I can see it in this postcard, mailed one hundred years ago today, November 18, 1910, by Josef Gärtz to his sweetheart, Elisabeth Ebner (ABEner) to celebrate her Name Day. Josef was twenty-one. Elisabeth was twenty-three. Within a year they would marry and eventually become my grandparents.
But I didn't always know about the love expressed in language as flowery as the blue-bedecked bicycle pictured on the front. In fact, before last year, I didn't know this postcard existed.
It was one of scores of missives my grandmother had saved for almost seventy years. "Trash or treasure?" My brothers and I debated, in a frenzy of sorting after my mother's death. We squinted at the illegible writing, written in an ancient German script that most present-day Germans can't read much less a German major like me. We decided to keep them, but I figured they'd languish for years in "Box 14, Gartz Correspondence" and end up summarily tossed.
Enter fate.
My brothers and I traveled to Transylvania in 2007 on a family roots-finding mission. In Sibiu (called Hermannstadt by the Germans), we met Professor Uli Wien who was researching the history and immigration of Siebenbürgen Germans -- people like our grandparents. Uli asked for our email addresses.

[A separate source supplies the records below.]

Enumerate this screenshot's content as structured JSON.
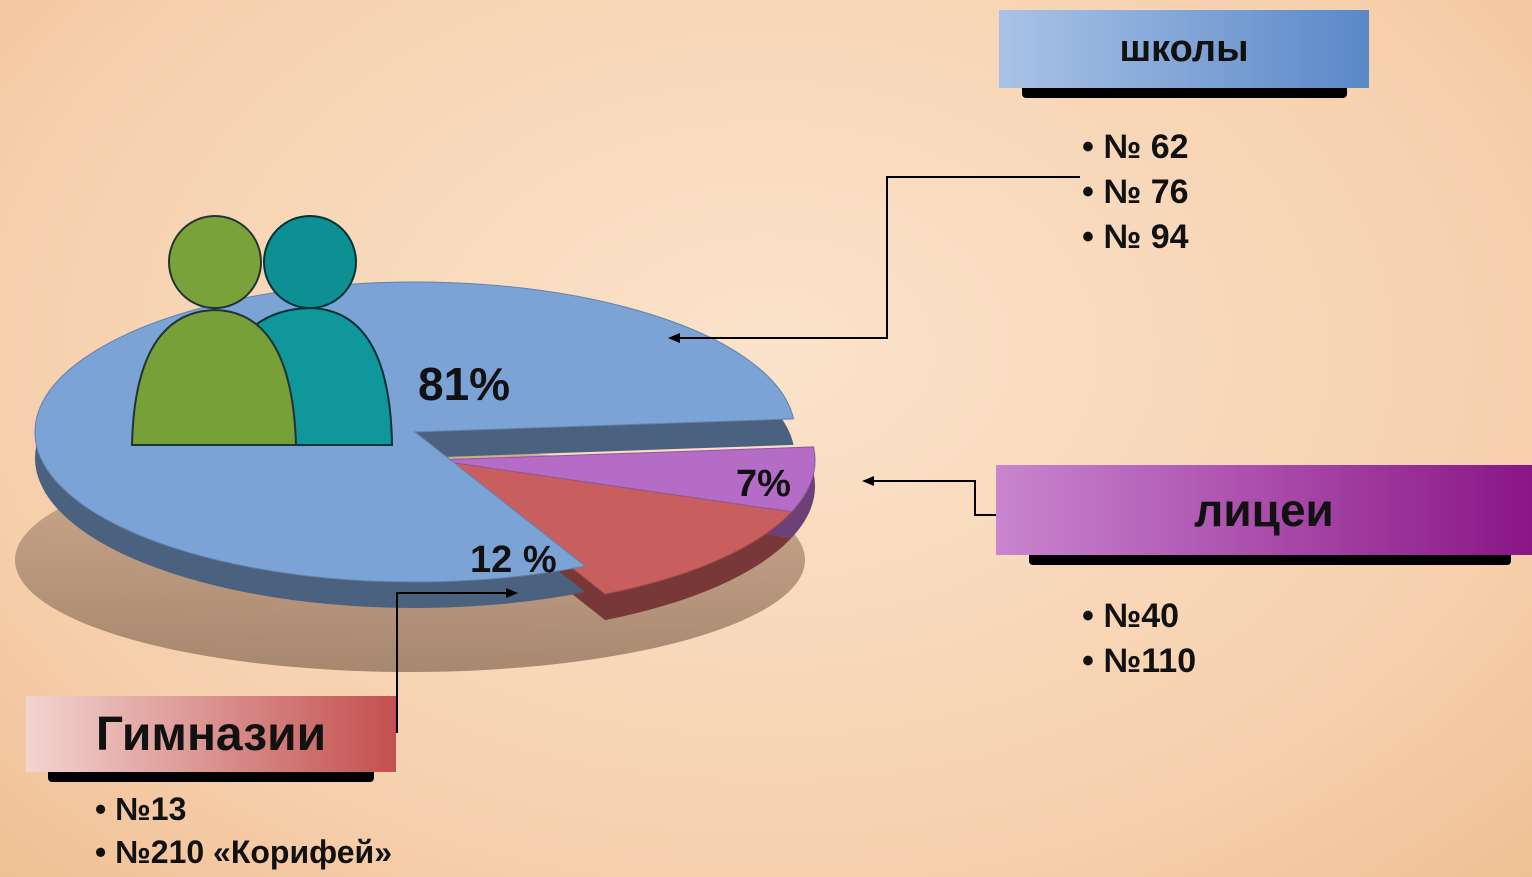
{
  "chart_data": {
    "type": "pie",
    "categories": [
      "школы",
      "лицеи",
      "Гимназии"
    ],
    "values": [
      81,
      7,
      12
    ],
    "value_labels": [
      "81%",
      "7%",
      "12 %"
    ],
    "colors": [
      "#7ba3d6",
      "#b56cc6",
      "#c95e5e"
    ],
    "items": [
      [
        "№ 62",
        "№ 76",
        "№ 94"
      ],
      [
        "№40",
        "№110"
      ],
      [
        "№13",
        "№210 «Корифей»"
      ]
    ]
  }
}
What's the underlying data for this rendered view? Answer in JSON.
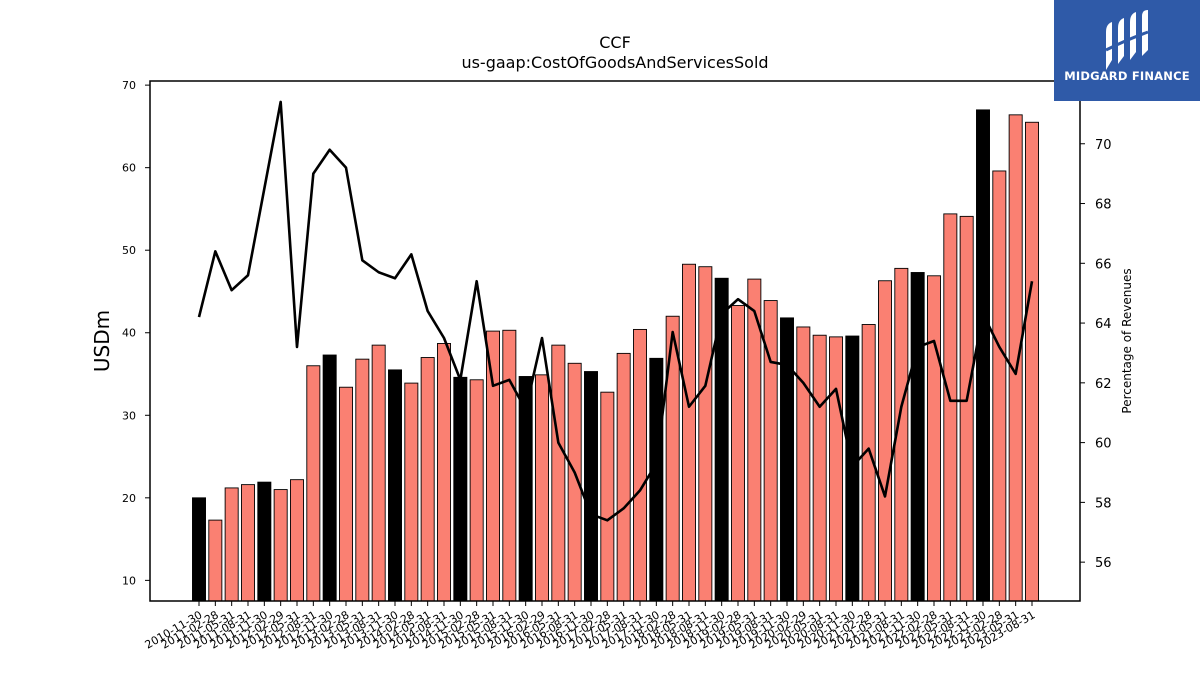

Serendipity had begun its subtle work.
I forgot all about Uli until the summer of 2009, when he emailed me. “Do you by any chance have any letters to or from your grandparents?”
Did I have letters! My heart leapt at what this meant. Perhaps Uli could help me decipher the inscrutable writing! That put me on a mission to look at the letters closely for the first time in the fifteen years since Mom's death -- and I began to tease out some authors' names.
F[räulein]Elise Ebner
Reisper Gasse [Street]
c/o Mr. Ji[c]keli [the family my grandmother worked for]
Hermannstadt
Nagyszeben
(yet another name for Hermannstadt / Sibiu: Nagyszeben is the Hungarian name)
I recognized my grandfather's signature: “Josef Gärtz," and I knew I had a treasure.
Printed under the bicycle on the front:
Herzlichen Glückwunsch zum Namenstag. “Heartfelt Good Wishes for your Name Day."
I sent a xerox of the writing to Uli, and he deciphered into modern German those words written one hundred years ago today. I translated Josef's sincere, flowery note into English, its tinges of 19th century formality not diminishing its sweetness:
Yours faithfully,
J[osef] G[ärtz]
Neppendorf, November 18. 1910"
I know love when I see it.
9 comments:
Linda, I am looking forward to joining you on this journey. How lucky you are to have such wonderful treasures and your writing is absolutely beautiful.
Sweet story. I think it's remarkable that the German on this postcard is unreadable today by modern Germans. Things change more quickly than we realize.
Lynn, Thanks for your kind comments. I've been following your blog for several months, and it was an inspiration for me to get started. Looking forward to more exchanges.
Everything is falling into place so we can follow you and your family on your memoir journey.
OCWW --
And changing more quickly every moment in this brave new world of social media. The Postcard was the text message of its day. I wonder how we'll communicate in just a few years hence?
Susan,
Thanks for all the support. I'm eager to follow your blog at www.mikeandollie.com to see how your preemies made it to happy, healthy young adulthood.
Hello Linda, I came here because you commented a photo blog of mine, and, I got stuck to your pages. I loved this 100 years old love postcard. Pure live history. Thank you for sharing and definitely I'll came back to read more. Greetings from Sahara Desert!
Thanks Joao --
I hope you do come back and I'll enjoy your photos. Sahara Desert -- cool! or HOT!
LINDA - IT IS A JOY TO FOLLOW YOUR JOURNEY. I DIDN'T EXPECT IT TO BE SO EXCITING. KEEP IT COMING.